Con esa consigna marchó el viernes 31 una caravana con 60 integrantes de los pueblos Qom, Pilagá, Wichí y Nivaclé, junto a organizaciones sociales, políticas y de derechos humanos, desde la Torre de los ingleses frente a la estación Retiro hasta el Acampe Qo.Pi.Wi.Ni (que lleva más de cinco meses de existencia en el cruce de 9 de Julio y Avenida de Mayo), con paradas previas en el Obelisco porteño y Plaza de Mayo. La caravana había partido el día anterior en micros desde Formosa hacia Buenos Aires para reforzar la lucha por sus derechos ancestrales sobre las tierras que les están siendo arrebatadas, denunciar los ataques diarios a sus integrantes, la persecución que sufren de parte del gobernador kirchnerista formoseño Gildo Insfrán (Gobernador de la provincia desde 1995) y repudiar la inacción del gobierno nacional. Desde las 15 horas, la Red Nacional de Medios Alternativos (RNMA) realizó una transmisión en vivo de la jornada, donde se escucharon diversos testimonios.
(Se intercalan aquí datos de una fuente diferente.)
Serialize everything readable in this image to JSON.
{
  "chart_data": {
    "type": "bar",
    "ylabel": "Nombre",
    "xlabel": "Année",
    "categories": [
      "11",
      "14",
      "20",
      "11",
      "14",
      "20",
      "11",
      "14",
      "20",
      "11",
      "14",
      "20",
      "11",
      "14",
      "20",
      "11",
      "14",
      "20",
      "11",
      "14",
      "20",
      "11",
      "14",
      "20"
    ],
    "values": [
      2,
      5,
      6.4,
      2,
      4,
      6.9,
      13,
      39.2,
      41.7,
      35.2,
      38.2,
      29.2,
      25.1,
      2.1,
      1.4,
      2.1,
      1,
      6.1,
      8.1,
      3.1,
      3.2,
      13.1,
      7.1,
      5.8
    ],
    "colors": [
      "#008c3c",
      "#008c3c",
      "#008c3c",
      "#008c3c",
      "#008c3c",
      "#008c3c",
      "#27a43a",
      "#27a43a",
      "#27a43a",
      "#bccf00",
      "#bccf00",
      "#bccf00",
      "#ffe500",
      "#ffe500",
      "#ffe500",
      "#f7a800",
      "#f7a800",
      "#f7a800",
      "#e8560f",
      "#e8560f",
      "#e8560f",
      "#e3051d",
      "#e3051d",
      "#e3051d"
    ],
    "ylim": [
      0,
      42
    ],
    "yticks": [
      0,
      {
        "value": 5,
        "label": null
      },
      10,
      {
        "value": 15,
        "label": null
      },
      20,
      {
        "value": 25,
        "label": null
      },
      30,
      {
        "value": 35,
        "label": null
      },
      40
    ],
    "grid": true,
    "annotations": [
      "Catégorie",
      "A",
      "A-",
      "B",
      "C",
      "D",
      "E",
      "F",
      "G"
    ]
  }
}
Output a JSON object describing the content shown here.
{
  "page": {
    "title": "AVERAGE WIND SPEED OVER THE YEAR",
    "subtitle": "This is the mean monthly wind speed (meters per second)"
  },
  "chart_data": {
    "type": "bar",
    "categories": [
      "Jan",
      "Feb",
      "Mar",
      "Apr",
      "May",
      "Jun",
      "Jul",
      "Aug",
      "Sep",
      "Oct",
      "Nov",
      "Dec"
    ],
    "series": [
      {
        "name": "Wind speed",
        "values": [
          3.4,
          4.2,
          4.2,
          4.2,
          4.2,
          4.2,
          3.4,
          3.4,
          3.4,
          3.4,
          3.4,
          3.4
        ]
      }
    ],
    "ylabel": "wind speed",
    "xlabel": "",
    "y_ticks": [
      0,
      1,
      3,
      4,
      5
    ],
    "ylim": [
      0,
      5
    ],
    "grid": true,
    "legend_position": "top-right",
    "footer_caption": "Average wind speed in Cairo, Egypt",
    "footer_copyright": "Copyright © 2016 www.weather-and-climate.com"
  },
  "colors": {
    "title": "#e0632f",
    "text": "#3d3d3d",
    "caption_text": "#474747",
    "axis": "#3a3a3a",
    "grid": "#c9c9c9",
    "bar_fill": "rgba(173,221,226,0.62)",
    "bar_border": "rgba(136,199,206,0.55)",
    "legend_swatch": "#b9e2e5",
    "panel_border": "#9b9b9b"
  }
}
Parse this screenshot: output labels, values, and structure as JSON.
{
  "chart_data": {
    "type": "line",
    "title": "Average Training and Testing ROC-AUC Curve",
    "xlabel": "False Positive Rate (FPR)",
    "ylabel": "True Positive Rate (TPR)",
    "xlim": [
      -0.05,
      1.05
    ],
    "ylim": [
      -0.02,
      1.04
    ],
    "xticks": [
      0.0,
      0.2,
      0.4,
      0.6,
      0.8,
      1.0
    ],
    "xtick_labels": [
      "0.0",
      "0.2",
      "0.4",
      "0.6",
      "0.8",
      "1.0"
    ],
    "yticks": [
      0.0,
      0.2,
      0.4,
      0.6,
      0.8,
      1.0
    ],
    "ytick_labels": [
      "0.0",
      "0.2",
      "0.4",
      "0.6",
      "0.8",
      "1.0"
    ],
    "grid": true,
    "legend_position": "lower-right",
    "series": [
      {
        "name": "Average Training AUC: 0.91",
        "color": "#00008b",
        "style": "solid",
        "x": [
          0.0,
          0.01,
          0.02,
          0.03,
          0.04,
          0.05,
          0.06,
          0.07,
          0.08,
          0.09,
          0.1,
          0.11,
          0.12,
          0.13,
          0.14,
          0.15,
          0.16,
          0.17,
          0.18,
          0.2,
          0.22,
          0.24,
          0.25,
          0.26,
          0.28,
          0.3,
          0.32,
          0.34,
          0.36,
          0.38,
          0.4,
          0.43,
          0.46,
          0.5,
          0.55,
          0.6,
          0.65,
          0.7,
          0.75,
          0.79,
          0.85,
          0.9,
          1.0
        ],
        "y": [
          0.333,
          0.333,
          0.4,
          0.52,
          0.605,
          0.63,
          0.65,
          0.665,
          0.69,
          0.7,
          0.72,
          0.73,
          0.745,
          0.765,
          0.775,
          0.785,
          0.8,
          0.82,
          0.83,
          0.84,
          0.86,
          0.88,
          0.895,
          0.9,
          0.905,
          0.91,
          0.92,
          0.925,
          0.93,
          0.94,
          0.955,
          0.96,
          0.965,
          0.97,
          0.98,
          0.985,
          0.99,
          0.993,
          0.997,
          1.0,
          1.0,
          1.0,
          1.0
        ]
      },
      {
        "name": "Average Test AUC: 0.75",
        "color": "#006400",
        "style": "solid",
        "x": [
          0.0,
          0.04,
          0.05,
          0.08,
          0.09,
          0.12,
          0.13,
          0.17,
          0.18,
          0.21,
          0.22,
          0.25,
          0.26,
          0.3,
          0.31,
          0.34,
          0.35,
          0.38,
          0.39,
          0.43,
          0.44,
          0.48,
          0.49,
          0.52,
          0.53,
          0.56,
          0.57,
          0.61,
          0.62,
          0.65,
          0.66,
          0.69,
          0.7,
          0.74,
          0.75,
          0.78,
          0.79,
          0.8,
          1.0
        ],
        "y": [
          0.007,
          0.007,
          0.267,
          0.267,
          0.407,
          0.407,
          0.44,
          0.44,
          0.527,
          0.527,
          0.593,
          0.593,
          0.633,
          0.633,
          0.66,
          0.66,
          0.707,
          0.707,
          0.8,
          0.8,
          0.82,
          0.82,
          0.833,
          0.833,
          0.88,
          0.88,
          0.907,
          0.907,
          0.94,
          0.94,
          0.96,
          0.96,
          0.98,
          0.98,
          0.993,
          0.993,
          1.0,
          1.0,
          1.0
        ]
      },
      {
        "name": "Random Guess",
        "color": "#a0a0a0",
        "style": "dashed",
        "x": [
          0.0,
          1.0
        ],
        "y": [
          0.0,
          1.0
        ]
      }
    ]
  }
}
En ese marco, la Red Nacional de Medios Alternativos (RNMA) realizó una transmisión especial que siguió desde el comienzo, a través de móviles desde el lugar, los avatares de la caravana y fue recogiendo diversos testimonios de las organizaciones y personalidades participantes, como Irineo Palomo. qom de la comunidad La Primavera de Formosa – e integrante del acampe en Buenos Aires -, Patricia del Frente de Organizaciones en Lucha (FOL) en COB-La Brecha, la madre de Plaza de Mayo-Línea Fundadora, Nora Cortiñas, Pablo Pimentel de APDH La Matanza, y Eduardo Díaz, hijo del qarashe Félix Díaz.Un poco más tarde, mientras la amenaza constante de nuevas lluvias (por la mañana del viernes 31 hubo lluvia torrencial en Buenos Aires) se despejaba y se veían los primeros rayos de sol, la Caravana QoPiWiNi caminaba frente al edificio del Teatro Colón y se acercaba a la zona del Obelisco porteño, punto neurálgico de la ciudad. La encabezaba una inmensa bandera
Luego la columna tomó por Diagonal Norte hacia la Plaza de Mayo, donde se encuentra la Casa Rosada. Una vez allí, en el centro político del país, protagonista de tantos momentos históricos, los integrantes de los pueblos originarios en lucha junto a las organizaciones sociales y políticas acompañantes, pasaban frente a la Catedral Metropolitana, casi confirmando eso de que “Dios está en todos lados, pero atiende en Buenos Aires”, y se aprontaban a llevar una vez más sus reclamos del reconocimiento del derecho ancestral a sus tierras, por la no persecución, ataques y asesinatos a sus familias por parte del gobernador kirchnerista Gildo Insfrán, y el repudio a la inacción del Gobierno Nacional al estar en conocimiento de la situación que se vive en esa zona, y en otras, del interior del país.
Finalmente, la marcha se dirigió por Avenida de Mayo hasta el Acampe QoPiWiNi, donde esta nueva delegación de 60 integrantes de los pueblos Qom, Pilagá, Wichí, y Nivaclé llegados a Buenos Aires se sumaron al acampe para reforzar y continuar su lucha ancestral, que lleva más de 500 años. Como dijo Pablo Pimentel, de APDH La Matanza, en medio de la transmisión de la RNMA: “La pelota ahora quedó picando en el área del gobierno nacional”.